Sea Turtle cyberespionage campaign expands to Dutch ISPs

January 15, 2024
Sea Turtle Cyberespionage Campaign Netherlands Telecom ISP

The newly discovered Sea Turtle cyberespionage campaign currently targets the telecommunication, media, internet service providers (ISPs), information technology (IT)-service providers, and Kurdish websites in the Netherlands. Sea Turtle is a Turkey-backed nexus threat actor that allegedly started in January 2017.

Based on reports, Sea Turtle exploited the vulnerable infrastructure of its targets, employing supply chain and island-hopping attacks. The attack group specifically harvested politically related information, focusing on the personal data of minority groups and potential political dissidents.

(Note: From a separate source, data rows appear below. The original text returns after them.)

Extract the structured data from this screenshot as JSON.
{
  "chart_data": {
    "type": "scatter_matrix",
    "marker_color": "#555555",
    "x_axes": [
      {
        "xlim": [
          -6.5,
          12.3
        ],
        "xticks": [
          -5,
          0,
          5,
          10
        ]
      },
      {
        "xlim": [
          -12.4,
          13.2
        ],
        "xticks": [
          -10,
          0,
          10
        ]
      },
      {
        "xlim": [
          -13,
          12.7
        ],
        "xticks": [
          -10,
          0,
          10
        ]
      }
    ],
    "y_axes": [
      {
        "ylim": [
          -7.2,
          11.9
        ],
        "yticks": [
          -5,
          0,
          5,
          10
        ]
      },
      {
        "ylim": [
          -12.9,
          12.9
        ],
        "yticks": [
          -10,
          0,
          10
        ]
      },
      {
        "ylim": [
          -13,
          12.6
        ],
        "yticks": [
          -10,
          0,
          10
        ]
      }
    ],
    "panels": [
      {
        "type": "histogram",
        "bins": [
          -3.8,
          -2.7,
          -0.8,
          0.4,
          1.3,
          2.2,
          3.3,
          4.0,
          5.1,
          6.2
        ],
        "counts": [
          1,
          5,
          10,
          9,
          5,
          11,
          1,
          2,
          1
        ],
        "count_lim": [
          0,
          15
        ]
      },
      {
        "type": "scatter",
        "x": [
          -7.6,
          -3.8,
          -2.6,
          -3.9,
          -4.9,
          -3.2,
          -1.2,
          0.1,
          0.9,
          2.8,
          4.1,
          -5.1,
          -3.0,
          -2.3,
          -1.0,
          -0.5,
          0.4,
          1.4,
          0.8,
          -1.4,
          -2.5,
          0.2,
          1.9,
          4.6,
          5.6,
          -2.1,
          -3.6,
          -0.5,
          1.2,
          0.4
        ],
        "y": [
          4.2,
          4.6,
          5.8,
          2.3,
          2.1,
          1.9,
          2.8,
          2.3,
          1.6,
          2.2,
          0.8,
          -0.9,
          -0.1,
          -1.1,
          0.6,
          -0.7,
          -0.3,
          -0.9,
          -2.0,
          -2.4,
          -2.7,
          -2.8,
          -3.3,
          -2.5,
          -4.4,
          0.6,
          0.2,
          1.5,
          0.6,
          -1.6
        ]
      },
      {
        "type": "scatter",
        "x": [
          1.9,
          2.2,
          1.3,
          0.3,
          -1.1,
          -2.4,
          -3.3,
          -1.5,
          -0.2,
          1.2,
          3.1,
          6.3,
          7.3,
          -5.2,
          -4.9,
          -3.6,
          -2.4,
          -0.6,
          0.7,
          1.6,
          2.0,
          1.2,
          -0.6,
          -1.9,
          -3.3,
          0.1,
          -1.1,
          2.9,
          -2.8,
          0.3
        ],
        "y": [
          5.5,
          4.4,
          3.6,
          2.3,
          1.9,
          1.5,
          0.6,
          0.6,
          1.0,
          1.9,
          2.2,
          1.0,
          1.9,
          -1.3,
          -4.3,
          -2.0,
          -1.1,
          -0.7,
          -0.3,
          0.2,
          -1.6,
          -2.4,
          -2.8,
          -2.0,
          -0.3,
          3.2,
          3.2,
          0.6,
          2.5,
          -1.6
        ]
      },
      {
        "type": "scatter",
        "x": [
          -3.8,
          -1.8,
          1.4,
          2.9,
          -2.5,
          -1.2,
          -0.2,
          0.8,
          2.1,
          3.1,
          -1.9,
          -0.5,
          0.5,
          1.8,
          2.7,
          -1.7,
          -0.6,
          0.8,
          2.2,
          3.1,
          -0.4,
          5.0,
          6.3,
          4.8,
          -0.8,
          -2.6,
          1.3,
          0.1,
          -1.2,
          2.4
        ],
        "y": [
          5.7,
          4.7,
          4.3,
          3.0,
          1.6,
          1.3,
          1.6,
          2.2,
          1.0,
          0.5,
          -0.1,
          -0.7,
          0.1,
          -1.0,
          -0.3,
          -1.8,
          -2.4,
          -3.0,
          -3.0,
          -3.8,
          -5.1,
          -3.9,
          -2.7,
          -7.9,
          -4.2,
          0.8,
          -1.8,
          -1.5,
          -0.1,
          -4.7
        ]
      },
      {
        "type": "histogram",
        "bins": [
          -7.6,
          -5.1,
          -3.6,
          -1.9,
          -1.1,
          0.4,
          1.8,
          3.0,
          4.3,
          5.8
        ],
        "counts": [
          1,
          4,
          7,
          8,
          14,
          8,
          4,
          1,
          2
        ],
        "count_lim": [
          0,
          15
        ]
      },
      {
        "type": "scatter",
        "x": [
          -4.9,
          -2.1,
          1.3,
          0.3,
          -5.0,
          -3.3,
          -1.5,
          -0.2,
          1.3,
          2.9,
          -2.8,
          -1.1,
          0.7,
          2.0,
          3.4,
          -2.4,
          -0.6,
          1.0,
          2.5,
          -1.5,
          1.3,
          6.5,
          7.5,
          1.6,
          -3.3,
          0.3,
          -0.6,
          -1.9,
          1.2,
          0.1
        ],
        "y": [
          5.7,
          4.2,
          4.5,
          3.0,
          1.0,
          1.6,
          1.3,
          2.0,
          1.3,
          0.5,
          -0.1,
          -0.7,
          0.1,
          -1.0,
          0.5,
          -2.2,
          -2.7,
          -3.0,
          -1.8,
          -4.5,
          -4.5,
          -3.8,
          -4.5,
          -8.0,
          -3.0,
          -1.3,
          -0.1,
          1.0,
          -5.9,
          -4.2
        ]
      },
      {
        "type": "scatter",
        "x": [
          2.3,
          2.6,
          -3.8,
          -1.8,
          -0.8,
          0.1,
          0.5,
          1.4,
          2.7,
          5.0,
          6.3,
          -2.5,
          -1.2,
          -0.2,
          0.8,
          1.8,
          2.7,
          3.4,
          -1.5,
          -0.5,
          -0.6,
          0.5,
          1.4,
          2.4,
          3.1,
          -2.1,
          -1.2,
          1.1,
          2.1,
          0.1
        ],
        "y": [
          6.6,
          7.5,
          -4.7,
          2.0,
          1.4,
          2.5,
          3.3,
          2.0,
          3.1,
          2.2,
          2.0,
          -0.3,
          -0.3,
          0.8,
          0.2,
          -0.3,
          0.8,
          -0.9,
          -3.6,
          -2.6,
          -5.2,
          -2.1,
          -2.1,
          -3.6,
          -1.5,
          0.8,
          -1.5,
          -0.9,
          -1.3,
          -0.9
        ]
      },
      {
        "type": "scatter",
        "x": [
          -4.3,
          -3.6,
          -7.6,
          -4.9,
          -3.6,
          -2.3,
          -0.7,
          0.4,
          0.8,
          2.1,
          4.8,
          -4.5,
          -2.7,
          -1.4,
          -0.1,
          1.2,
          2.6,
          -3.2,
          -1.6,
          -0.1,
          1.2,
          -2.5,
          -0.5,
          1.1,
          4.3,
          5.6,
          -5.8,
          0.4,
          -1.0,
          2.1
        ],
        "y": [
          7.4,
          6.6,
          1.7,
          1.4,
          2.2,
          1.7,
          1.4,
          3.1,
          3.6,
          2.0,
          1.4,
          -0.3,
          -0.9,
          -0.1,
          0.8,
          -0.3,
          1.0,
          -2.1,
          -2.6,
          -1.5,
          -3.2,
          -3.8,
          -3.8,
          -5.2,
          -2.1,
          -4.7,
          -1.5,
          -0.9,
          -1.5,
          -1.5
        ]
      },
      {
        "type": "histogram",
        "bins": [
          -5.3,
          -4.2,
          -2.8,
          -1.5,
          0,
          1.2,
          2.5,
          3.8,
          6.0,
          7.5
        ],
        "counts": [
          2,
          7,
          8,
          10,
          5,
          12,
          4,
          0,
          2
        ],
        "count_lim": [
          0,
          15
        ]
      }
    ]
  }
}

These hackers could have intentionally targeted these details for surveillance or intelligence gathering on specific individuals or groups, raising concerns about privacy and national security.

 

Sea Turtle became a well-known cyberespionage group after targeting the Middle East.

 

The Sea Turtle cyberespionage group first drew attention in April 2019 when research documented its state-sponsored attacks in the Middle East and North Africa. The group’s primary tactic involves DNS hijacking to redirect targets to an attacker-controlled server that enables them to harvest credentials.

In addition, a separate research study in 2021 highlighted Sea Turtle’s intelligence collection activities as aligned with strategic Turkish interests. The group targeted countries such as Armenia, Cyprus, Greece, Iraq, and Syria, focusing on telecom and IT companies to establish persistence on their desired targets by exploiting known vulnerabilities.

However, recent revelations exposed Sea Turtle’s use of a simple reverse TCP shell called SnappyTCP to target and compromise Linux and Unix systems. With basic command-and-control capabilities, this web shell could give its operators a foothold on their targeted devices. It has at least two main variants—one using OpenSSL for a secure connection over TLS and another transmitting requests in cleartext.

These latest findings show Sea Turtle’s continuous evolution as a stealthy espionage-focused cybercriminal organisation. The threat actor employs sophisticated defence evasion techniques to remain undetected while harvesting email archives.

This information poses a severe threat, implying that organisations should also acquire enhanced cybersecurity measures and international cooperation to counter the evolution of state-sponsored cyber espionage groups.

Therefore, the Dutch IT and telecom sectors must bolster their defences to safeguard sensitive information and protect the integrity of their networks against the notorious Sea Turtle group.